Sunday, 19 July 2009

African time

Since December 2007, I have been working for First PMT in Stoke- On-Trent. It is probably the largest bus operating company in the region. Like all other transport companies in the country, safety the number one priority.


Transport companies also operate tight time schedules to try and give their passengers reliable services. Before I moved to the Potteries, I also worked on the railways in Bristol.

The time factor is very important on the railways as they are charged phenomenal amounts of money for minutes delayed. On Sunday 23rd April 1995, my Gulf Air Boeing 767 flight touched down at London's Heathrow airport on time.

I thought that the pilot had suspended the landing gear over the runway for a moment with his eye on the clock. I was impressed. Where I come from, the time concept is sometimes either not understood or adhered to.

We have what is called "African Time". African time means being chronically late! For example, if two people were to arrange for a drinks meeting at 1400 hours at the local pub, the two would agree to meet " in the afternoon". If they were then to eventually meet up finally at 1600 hours (and please mark my usage of the word "if") that meeting would be on time.

This attitude to the passing of time was with me as I headed towards London. My expectation then at the time was that this Gulf Air flight would make London Heathrow sometime that day, the pilot radioing in for permission to land.

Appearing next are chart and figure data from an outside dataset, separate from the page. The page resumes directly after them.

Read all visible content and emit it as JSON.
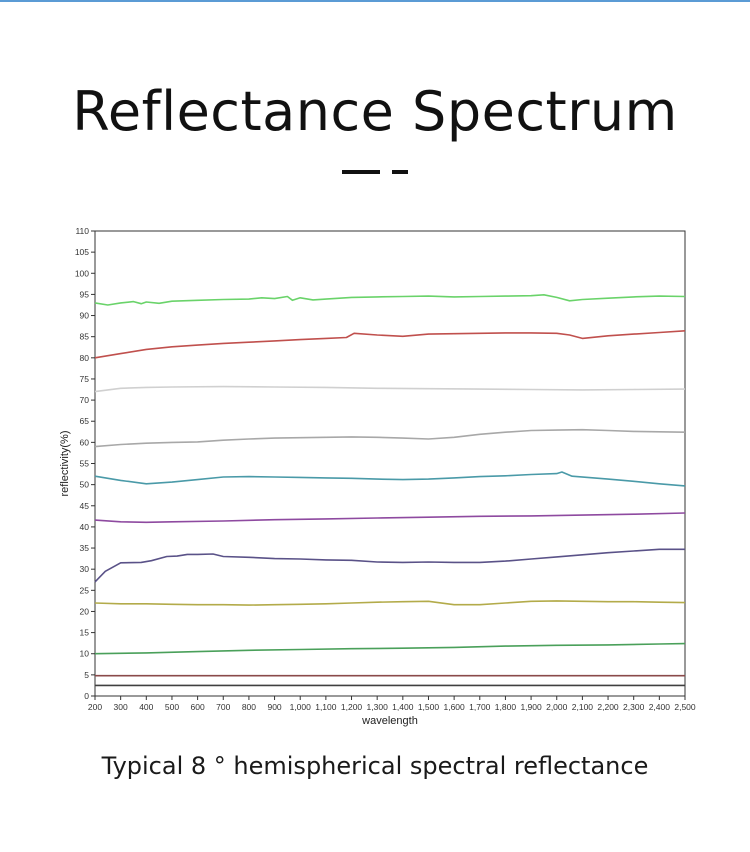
{
  "header": {
    "title": "Reflectance Spectrum"
  },
  "caption": "Typical 8 ° hemispherical spectral reflectance",
  "colors": {
    "accent_rule": "#5b9bd5",
    "title": "#111111",
    "axis": "#333333"
  },
  "chart_data": {
    "type": "line",
    "xlabel": "wavelength",
    "ylabel": "reflectivity(%)",
    "xlim": [
      200,
      2500
    ],
    "ylim": [
      0,
      110
    ],
    "x_ticks": [
      200,
      300,
      400,
      500,
      600,
      700,
      800,
      900,
      1000,
      1100,
      1200,
      1300,
      1400,
      1500,
      1600,
      1700,
      1800,
      1900,
      2000,
      2100,
      2200,
      2300,
      2400,
      2500
    ],
    "x_tick_labels": [
      "200",
      "300",
      "400",
      "500",
      "600",
      "700",
      "800",
      "900",
      "1,000",
      "1,100",
      "1,200",
      "1,300",
      "1,400",
      "1,500",
      "1,600",
      "1,700",
      "1,800",
      "1,900",
      "2,000",
      "2,100",
      "2,200",
      "2,300",
      "2,400",
      "2,500"
    ],
    "y_ticks": [
      0,
      5,
      10,
      15,
      20,
      25,
      30,
      35,
      40,
      45,
      50,
      55,
      60,
      65,
      70,
      75,
      80,
      85,
      90,
      95,
      100,
      105,
      110
    ],
    "grid": false,
    "legend": "none",
    "series": [
      {
        "color": "#6ad36a",
        "points": [
          [
            200,
            93.0
          ],
          [
            250,
            92.5
          ],
          [
            300,
            93.0
          ],
          [
            350,
            93.3
          ],
          [
            380,
            92.8
          ],
          [
            400,
            93.2
          ],
          [
            450,
            92.9
          ],
          [
            500,
            93.4
          ],
          [
            600,
            93.6
          ],
          [
            700,
            93.8
          ],
          [
            800,
            93.9
          ],
          [
            850,
            94.2
          ],
          [
            900,
            94.0
          ],
          [
            950,
            94.5
          ],
          [
            970,
            93.6
          ],
          [
            1000,
            94.2
          ],
          [
            1050,
            93.7
          ],
          [
            1100,
            93.9
          ],
          [
            1200,
            94.3
          ],
          [
            1300,
            94.4
          ],
          [
            1400,
            94.5
          ],
          [
            1500,
            94.6
          ],
          [
            1600,
            94.4
          ],
          [
            1700,
            94.5
          ],
          [
            1800,
            94.6
          ],
          [
            1900,
            94.7
          ],
          [
            1950,
            94.9
          ],
          [
            2000,
            94.3
          ],
          [
            2050,
            93.5
          ],
          [
            2100,
            93.8
          ],
          [
            2200,
            94.1
          ],
          [
            2300,
            94.4
          ],
          [
            2400,
            94.6
          ],
          [
            2500,
            94.5
          ]
        ]
      },
      {
        "color": "#c0504d",
        "points": [
          [
            200,
            80.0
          ],
          [
            300,
            81.0
          ],
          [
            400,
            82.0
          ],
          [
            500,
            82.6
          ],
          [
            600,
            83.0
          ],
          [
            700,
            83.4
          ],
          [
            800,
            83.7
          ],
          [
            900,
            84.0
          ],
          [
            1000,
            84.3
          ],
          [
            1100,
            84.6
          ],
          [
            1180,
            84.8
          ],
          [
            1210,
            85.8
          ],
          [
            1300,
            85.4
          ],
          [
            1400,
            85.1
          ],
          [
            1500,
            85.6
          ],
          [
            1600,
            85.7
          ],
          [
            1700,
            85.8
          ],
          [
            1800,
            85.9
          ],
          [
            1900,
            85.9
          ],
          [
            2000,
            85.8
          ],
          [
            2050,
            85.4
          ],
          [
            2100,
            84.6
          ],
          [
            2200,
            85.2
          ],
          [
            2300,
            85.6
          ],
          [
            2400,
            86.0
          ],
          [
            2500,
            86.4
          ]
        ]
      },
      {
        "color": "#d0d0d0",
        "points": [
          [
            200,
            72.0
          ],
          [
            300,
            72.8
          ],
          [
            400,
            73.0
          ],
          [
            500,
            73.1
          ],
          [
            700,
            73.2
          ],
          [
            900,
            73.1
          ],
          [
            1100,
            73.0
          ],
          [
            1300,
            72.8
          ],
          [
            1500,
            72.7
          ],
          [
            1700,
            72.6
          ],
          [
            1900,
            72.5
          ],
          [
            2100,
            72.4
          ],
          [
            2300,
            72.5
          ],
          [
            2500,
            72.6
          ]
        ]
      },
      {
        "color": "#a8a8a8",
        "points": [
          [
            200,
            59.0
          ],
          [
            300,
            59.5
          ],
          [
            400,
            59.8
          ],
          [
            500,
            60.0
          ],
          [
            600,
            60.1
          ],
          [
            700,
            60.5
          ],
          [
            800,
            60.8
          ],
          [
            900,
            61.0
          ],
          [
            1000,
            61.1
          ],
          [
            1100,
            61.2
          ],
          [
            1200,
            61.3
          ],
          [
            1300,
            61.2
          ],
          [
            1400,
            61.0
          ],
          [
            1500,
            60.8
          ],
          [
            1600,
            61.2
          ],
          [
            1700,
            61.9
          ],
          [
            1800,
            62.4
          ],
          [
            1900,
            62.8
          ],
          [
            2000,
            62.9
          ],
          [
            2100,
            63.0
          ],
          [
            2200,
            62.8
          ],
          [
            2300,
            62.6
          ],
          [
            2400,
            62.5
          ],
          [
            2500,
            62.4
          ]
        ]
      },
      {
        "color": "#4a9aa8",
        "points": [
          [
            200,
            52.0
          ],
          [
            300,
            51.0
          ],
          [
            400,
            50.2
          ],
          [
            500,
            50.6
          ],
          [
            600,
            51.2
          ],
          [
            700,
            51.8
          ],
          [
            800,
            51.9
          ],
          [
            900,
            51.8
          ],
          [
            1000,
            51.7
          ],
          [
            1100,
            51.6
          ],
          [
            1200,
            51.5
          ],
          [
            1300,
            51.3
          ],
          [
            1400,
            51.2
          ],
          [
            1500,
            51.3
          ],
          [
            1600,
            51.6
          ],
          [
            1700,
            51.9
          ],
          [
            1800,
            52.1
          ],
          [
            1900,
            52.4
          ],
          [
            2000,
            52.6
          ],
          [
            2020,
            53.0
          ],
          [
            2060,
            52.0
          ],
          [
            2200,
            51.3
          ],
          [
            2300,
            50.8
          ],
          [
            2400,
            50.2
          ],
          [
            2500,
            49.7
          ]
        ]
      },
      {
        "color": "#8e4aa0",
        "points": [
          [
            200,
            41.6
          ],
          [
            300,
            41.2
          ],
          [
            400,
            41.1
          ],
          [
            500,
            41.2
          ],
          [
            700,
            41.4
          ],
          [
            900,
            41.7
          ],
          [
            1100,
            41.9
          ],
          [
            1300,
            42.1
          ],
          [
            1500,
            42.3
          ],
          [
            1700,
            42.5
          ],
          [
            1900,
            42.6
          ],
          [
            2100,
            42.8
          ],
          [
            2300,
            43.0
          ],
          [
            2500,
            43.3
          ]
        ]
      },
      {
        "color": "#5a5288",
        "points": [
          [
            200,
            27.0
          ],
          [
            240,
            29.5
          ],
          [
            300,
            31.5
          ],
          [
            380,
            31.6
          ],
          [
            420,
            32.0
          ],
          [
            480,
            33.0
          ],
          [
            520,
            33.1
          ],
          [
            560,
            33.5
          ],
          [
            600,
            33.5
          ],
          [
            660,
            33.6
          ],
          [
            700,
            33.0
          ],
          [
            800,
            32.8
          ],
          [
            900,
            32.5
          ],
          [
            1000,
            32.4
          ],
          [
            1100,
            32.2
          ],
          [
            1200,
            32.1
          ],
          [
            1300,
            31.7
          ],
          [
            1400,
            31.6
          ],
          [
            1500,
            31.7
          ],
          [
            1600,
            31.6
          ],
          [
            1700,
            31.6
          ],
          [
            1800,
            31.9
          ],
          [
            1900,
            32.4
          ],
          [
            2000,
            32.9
          ],
          [
            2100,
            33.4
          ],
          [
            2200,
            33.9
          ],
          [
            2300,
            34.3
          ],
          [
            2400,
            34.7
          ],
          [
            2500,
            34.7
          ]
        ]
      },
      {
        "color": "#b3ab4a",
        "points": [
          [
            200,
            22.0
          ],
          [
            300,
            21.8
          ],
          [
            400,
            21.8
          ],
          [
            500,
            21.7
          ],
          [
            600,
            21.6
          ],
          [
            700,
            21.6
          ],
          [
            800,
            21.5
          ],
          [
            900,
            21.6
          ],
          [
            1000,
            21.7
          ],
          [
            1100,
            21.8
          ],
          [
            1200,
            22.0
          ],
          [
            1300,
            22.2
          ],
          [
            1400,
            22.3
          ],
          [
            1500,
            22.4
          ],
          [
            1600,
            21.6
          ],
          [
            1700,
            21.6
          ],
          [
            1800,
            22.0
          ],
          [
            1900,
            22.4
          ],
          [
            2000,
            22.5
          ],
          [
            2100,
            22.4
          ],
          [
            2200,
            22.3
          ],
          [
            2300,
            22.3
          ],
          [
            2400,
            22.2
          ],
          [
            2500,
            22.1
          ]
        ]
      },
      {
        "color": "#4aa05a",
        "points": [
          [
            200,
            10.0
          ],
          [
            400,
            10.2
          ],
          [
            600,
            10.5
          ],
          [
            800,
            10.8
          ],
          [
            1000,
            11.0
          ],
          [
            1200,
            11.2
          ],
          [
            1400,
            11.3
          ],
          [
            1600,
            11.5
          ],
          [
            1800,
            11.8
          ],
          [
            2000,
            12.0
          ],
          [
            2200,
            12.1
          ],
          [
            2400,
            12.3
          ],
          [
            2500,
            12.4
          ]
        ]
      },
      {
        "color": "#8a4a4a",
        "points": [
          [
            200,
            4.8
          ],
          [
            700,
            4.8
          ],
          [
            1200,
            4.8
          ],
          [
            1700,
            4.8
          ],
          [
            2200,
            4.8
          ],
          [
            2500,
            4.8
          ]
        ]
      },
      {
        "color": "#404040",
        "points": [
          [
            200,
            2.5
          ],
          [
            700,
            2.5
          ],
          [
            1200,
            2.5
          ],
          [
            1700,
            2.5
          ],
          [
            2200,
            2.5
          ],
          [
            2500,
            2.5
          ]
        ]
      }
    ]
  }
}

Then someone in the control tower would thoughtfully, over a cup of tea wave us in. The flight was itself to me an introduction to another world other than Uganda. My heart raced when we were called to start boarding the aircraft about thirty minutes late. This of course was not of any inconvenience to me.I had been put in the care of another lady who was traveling ostensibly to look after me. At the time I felt that this was embarrassing.I wanted to look after myself!

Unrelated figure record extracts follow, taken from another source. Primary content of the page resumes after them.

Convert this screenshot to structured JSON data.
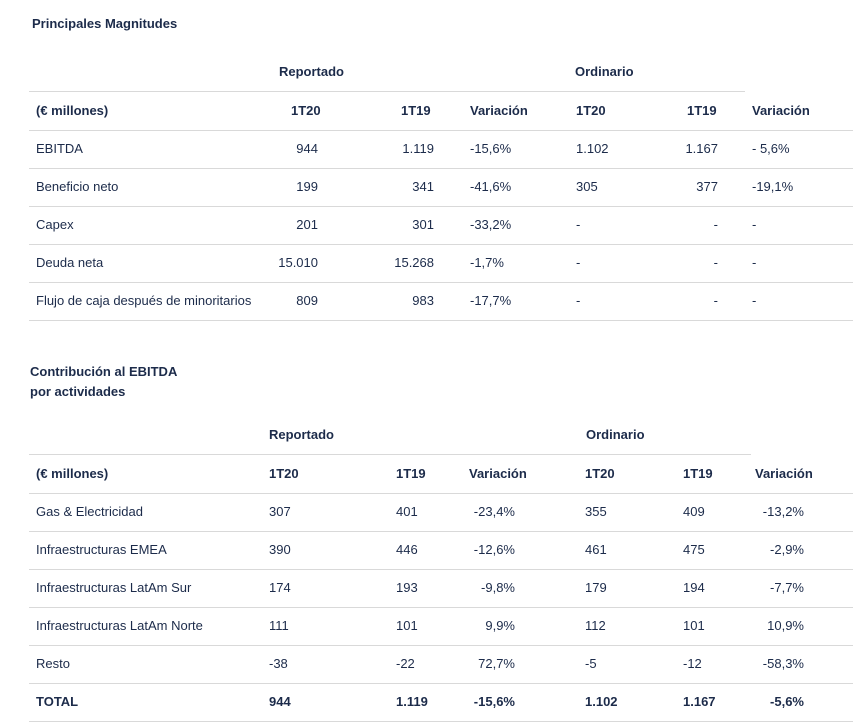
{
  "table1": {
    "title": "Principales Magnitudes",
    "group_reportado": "Reportado",
    "group_ordinario": "Ordinario",
    "headers": [
      "(€ millones)",
      "1T20",
      "1T19",
      "Variación",
      "1T20",
      "1T19",
      "Variación"
    ],
    "rows": [
      [
        "EBITDA",
        "944",
        "1.119",
        "-15,6%",
        "1.102",
        "1.167",
        "-  5,6%"
      ],
      [
        "Beneficio neto",
        "199",
        "341",
        "-41,6%",
        "305",
        "377",
        "-19,1%"
      ],
      [
        "Capex",
        "201",
        "301",
        "-33,2%",
        "-",
        "-",
        "-"
      ],
      [
        "Deuda neta",
        "15.010",
        "15.268",
        "-1,7%",
        "-",
        "-",
        "-"
      ],
      [
        "Flujo de caja después de minoritarios",
        "809",
        "983",
        "-17,7%",
        "-",
        "-",
        "-"
      ]
    ]
  },
  "table2": {
    "title_line1": "Contribución al EBITDA",
    "title_line2": "por actividades",
    "group_reportado": "Reportado",
    "group_ordinario": "Ordinario",
    "headers": [
      "(€ millones)",
      "1T20",
      "1T19",
      "Variación",
      "1T20",
      "1T19",
      "Variación"
    ],
    "rows": [
      [
        "Gas & Electricidad",
        "307",
        "401",
        "-23,4%",
        "355",
        "409",
        "-13,2%"
      ],
      [
        "Infraestructuras EMEA",
        "390",
        "446",
        "-12,6%",
        "461",
        "475",
        "-2,9%"
      ],
      [
        "Infraestructuras LatAm Sur",
        "174",
        "193",
        "-9,8%",
        "179",
        "194",
        "-7,7%"
      ],
      [
        "Infraestructuras LatAm Norte",
        "111",
        "101",
        "9,9%",
        "112",
        "101",
        "10,9%"
      ],
      [
        "Resto",
        "-38",
        "-22",
        "72,7%",
        "-5",
        "-12",
        "-58,3%"
      ],
      [
        "TOTAL",
        "944",
        "1.119",
        "-15,6%",
        "1.102",
        "1.167",
        "-5,6%"
      ]
    ]
  }
}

Later she was to come to my aid on two occasions. I failed to work the seat belt buckle the first time, desperate to go to the toilet and a minute late and all my respect amongst the other passengers would have evaporated. The second one was at Muscat airport when I saw an escalator for the first time. What a fuss!! I am in Uganda as I write this piece.

The country has just been introduced to the delights of escalators within the last decade and the excitement about them has only just about started dying down. The first time one was introduced in The Garden City shopping mall it had to be switched off every now and then because of the human foot fall on it. With me at Muscat airport, I was like a rabbit caught in car headlights.

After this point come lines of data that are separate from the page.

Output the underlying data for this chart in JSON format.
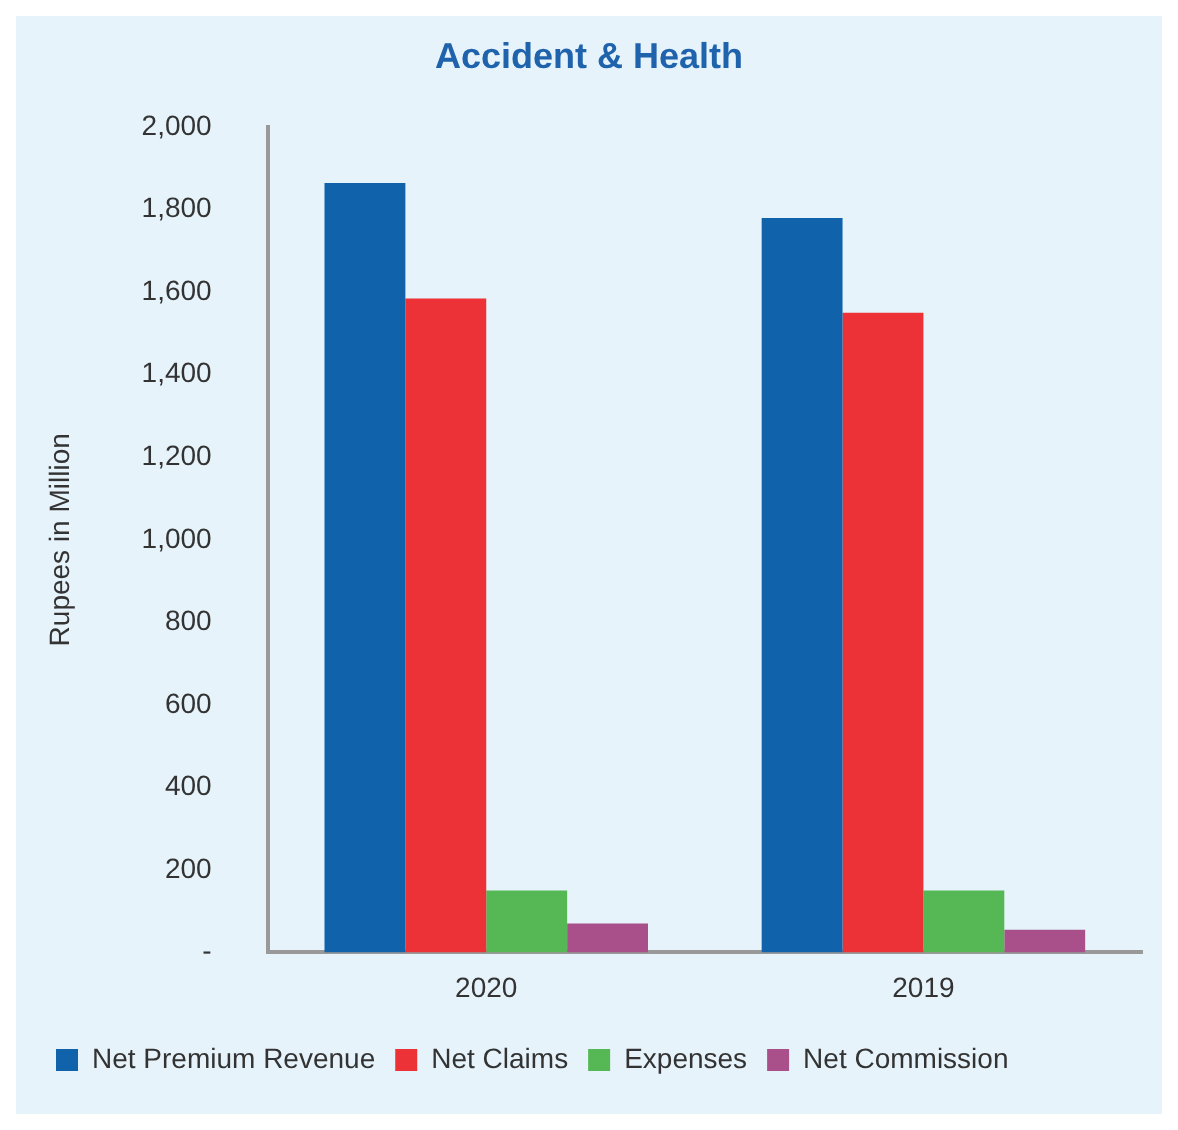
{
  "chart_data": {
    "type": "bar",
    "title": "Accident & Health",
    "ylabel": "Rupees in Million",
    "categories": [
      "2020",
      "2019"
    ],
    "series": [
      {
        "name": "Net Premium Revenue",
        "color": "#1062aa",
        "values": [
          1865,
          1780
        ]
      },
      {
        "name": "Net Claims",
        "color": "#ec3237",
        "values": [
          1585,
          1550
        ]
      },
      {
        "name": "Expenses",
        "color": "#55b854",
        "values": [
          150,
          150
        ]
      },
      {
        "name": "Net Commission",
        "color": "#a9508b",
        "values": [
          70,
          55
        ]
      }
    ],
    "ylim": [
      0,
      2000
    ],
    "yticks": [
      {
        "value": 0,
        "label": "-"
      },
      200,
      400,
      600,
      800,
      {
        "value": 1000,
        "label": "1,000"
      },
      {
        "value": 1200,
        "label": "1,200"
      },
      {
        "value": 1400,
        "label": "1,400"
      },
      {
        "value": 1600,
        "label": "1,600"
      },
      {
        "value": 1800,
        "label": "1,800"
      },
      {
        "value": 2000,
        "label": "2,000"
      }
    ],
    "grid": false,
    "legend": "bottom"
  }
}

That lady whose help I had felt so embarrassed to accept now was gently coaxing me to "step on and step off". With an impatient line forming behind me, threatening to snowball into passengers being held on waiting airliners, and others in holding stacks over the Persian Gulf, all on account of me failing to get onto these moving stairs, I stepped on to the escalator! One tiny step for me.

Looking back now, I laugh at that episode. How ridiculous I must have looked. Recently I was using one of the escalators at Seven Sisters underground and I hardly noticed it was there despite its length and height. And when my poor mother comes to visit me she finds me a tedious timekeeper as I narrow down to the last minutes about our intended itinerary for a given day.